首先如果容器为空、容器最大值小于要插入的值value（low 16-bit），直接在最后插入。
二分查找元素 value，返回index offset 为 loc；
1. loc >= 0 表示已经有这个元素了，直接返回
2. cardinality >= max_cardinality 表示当前容器满了，返回-1，在后续逻辑中会动态转化为bitset container.
3. 在容器没超过上限的的情况下检查容器是否已经满; ⚠️注意，这里的满指的是已经申请的空间是不是完全用完了，而不是是否超过4096，如果是用完了，就需要扩容；
  1
  2
  3
  static inline bool array_container_full(const array_container_t *array) {
  return array->cardinality == array->capacity;
  }
4. 将[insert_idx, end] 的元素整体向后移动一位memmove 然后插入当前值。

BitSet Container

bitset 容器则是一个经典的bitmap实现，真正的做到了用每一个bit来表征一个值的存在。

struct bitset_container_s {
    int32_t cardinality;
    uint64_t *words;
};

enum {
    BITSET_CONTAINER_SIZE_IN_WORDS = (1 << 16) / 64,
    BITSET_UNKNOWN_CARDINALITY = -1
};

bitset_container_t *bitset_container_create(void) {
    bitset_container_t *bitset =
        (bitset_container_t *)roaring_malloc(sizeof(bitset_container_t));
  
    if (!bitset) {
        return NULL;
    }
    size_t align_size = 32;
  
    bitset->words = (uint64_t *)roaring_aligned_malloc(
        align_size, sizeof(uint64_t) * BITSET_CONTAINER_SIZE_IN_WORDS);
    if (!bitset->words) {
        roaring_free(bitset);
        return NULL;
    }
    bitset_container_clear(bitset);
    return bitset;
}

cardinality 表示当前的元素总量。
words 是一段内存空间，用来存储[0, 1<<16)数据，每一个数据需要一个bit，所以大小固定为 1 << 16 / 64 个 uint64_t的空间。

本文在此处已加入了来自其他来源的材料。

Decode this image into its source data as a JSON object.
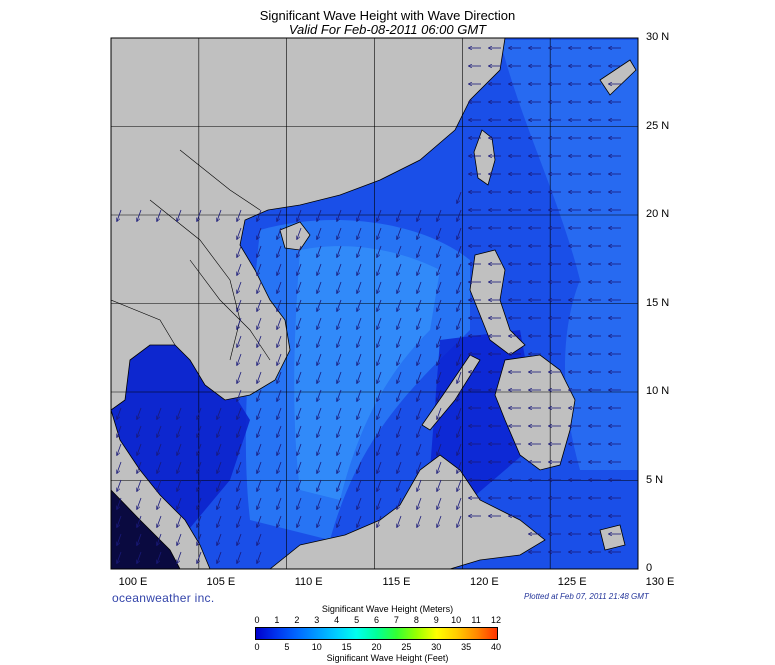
{
  "title": "Significant Wave Height with Wave Direction",
  "subtitle": "Valid For Feb-08-2011 06:00 GMT",
  "latitude_labels": [
    "30 N",
    "25 N",
    "20 N",
    "15 N",
    "10 N",
    "5 N",
    "0"
  ],
  "longitude_labels": [
    "100 E",
    "105 E",
    "110 E",
    "115 E",
    "120 E",
    "125 E",
    "130 E"
  ],
  "brand": "oceanweather inc.",
  "plotted_note": "Plotted at Feb 07, 2011 21:48 GMT",
  "legend": {
    "meters_title": "Significant Wave Height (Meters)",
    "meters_ticks": [
      "0",
      "1",
      "2",
      "3",
      "4",
      "5",
      "6",
      "7",
      "8",
      "9",
      "10",
      "11",
      "12"
    ],
    "feet_title": "Significant Wave Height (Feet)",
    "feet_ticks": [
      "0",
      "5",
      "10",
      "15",
      "20",
      "25",
      "30",
      "35",
      "40"
    ],
    "colors": [
      "#0000cc",
      "#0033ee",
      "#0066ff",
      "#0099ff",
      "#00ccff",
      "#00ffee",
      "#00ff99",
      "#33ff33",
      "#99ff00",
      "#ffff00",
      "#ffcc00",
      "#ff8800",
      "#ff3300"
    ]
  },
  "map": {
    "land_color": "#c0c0c0",
    "ocean_colors": [
      "#0a18c8",
      "#1236e0",
      "#1a5cf0",
      "#2277f7"
    ]
  }
}
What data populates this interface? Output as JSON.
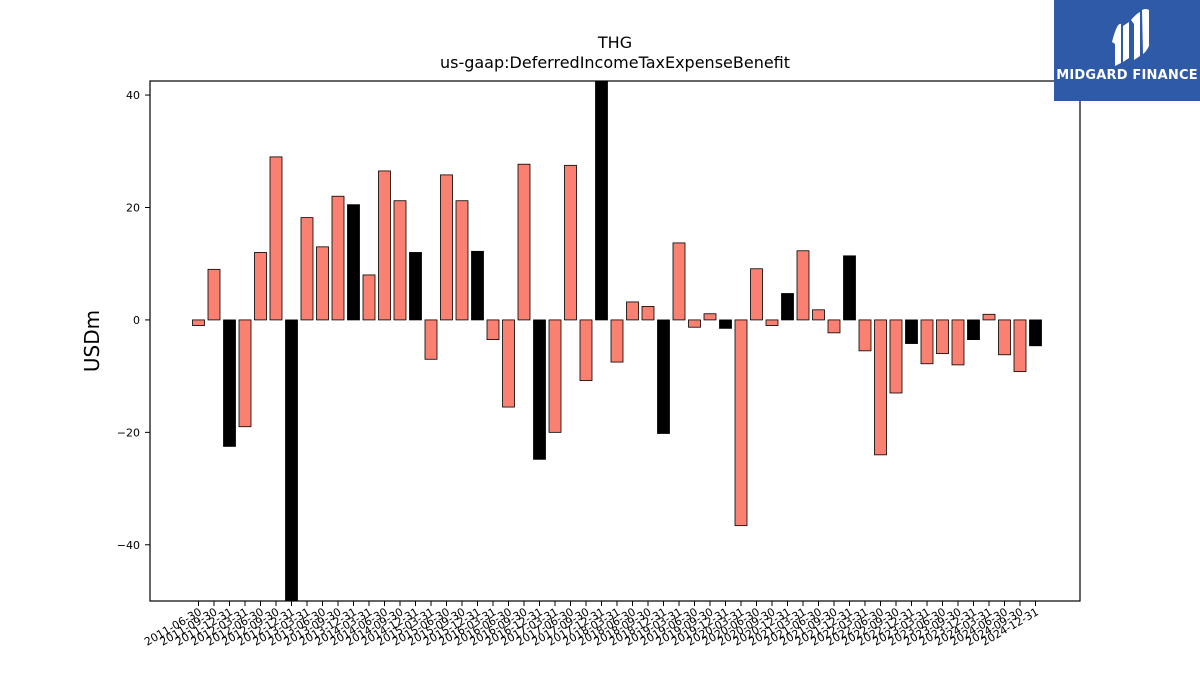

以插入32786（高H16 = 0000 0000 0000 0000，低L16 = 1000 0000 0001 0010）为例，在第0个类型为BitMap Container的容器中，查找第1000 0000 0001 0010个bit是否为0/1.

bitset_container_add

/* Add `pos' to `bitset'. Returns true if `pos' was not present. Might be slower
 * than bitset_container_set.  */
static inline bool bitset_container_add(bitset_container_t *bitset,
                                        uint16_t pos) {
    const uint64_t old_word = bitset->words[pos >> 6];
    const int index = pos & 63;
    const uint64_t new_word = old_word | (UINT64_C(1) << index);
    const uint64_t increment = (old_word ^ new_word) >> index;
    bitset->cardinality += (uint32_t)increment;
    bitset->words[pos >> 6] = new_word;
    return increment > 0;
}

这段代码里面写的有点简略，这里面的6，63 都没有解释，最好用个宏定义起来，比如:

1 2	#define UINT64_T_ARRAY_BIT_INDEX 6 #define UINT64_T_MASK 0x3f /63 = (0011 1111)/

old_word 是pos对应的bit所在的qword
index 表示pos在old_word里面的第index个bit上
new_word = old_word | (UINT64_C(1) << index); 把第pos个bit置1
increment 用到了异或运算来快速找到从old_word到new_word是否有变化
- increment > 0 表示之前pos不存在于pos里面，return true
- increment 表示第pos个bit在add之前就已经是1了，无需操作return false

Run Container

Run Container 是一个经典的Run-Length Encoding(RLE, 行程长度编码)设计。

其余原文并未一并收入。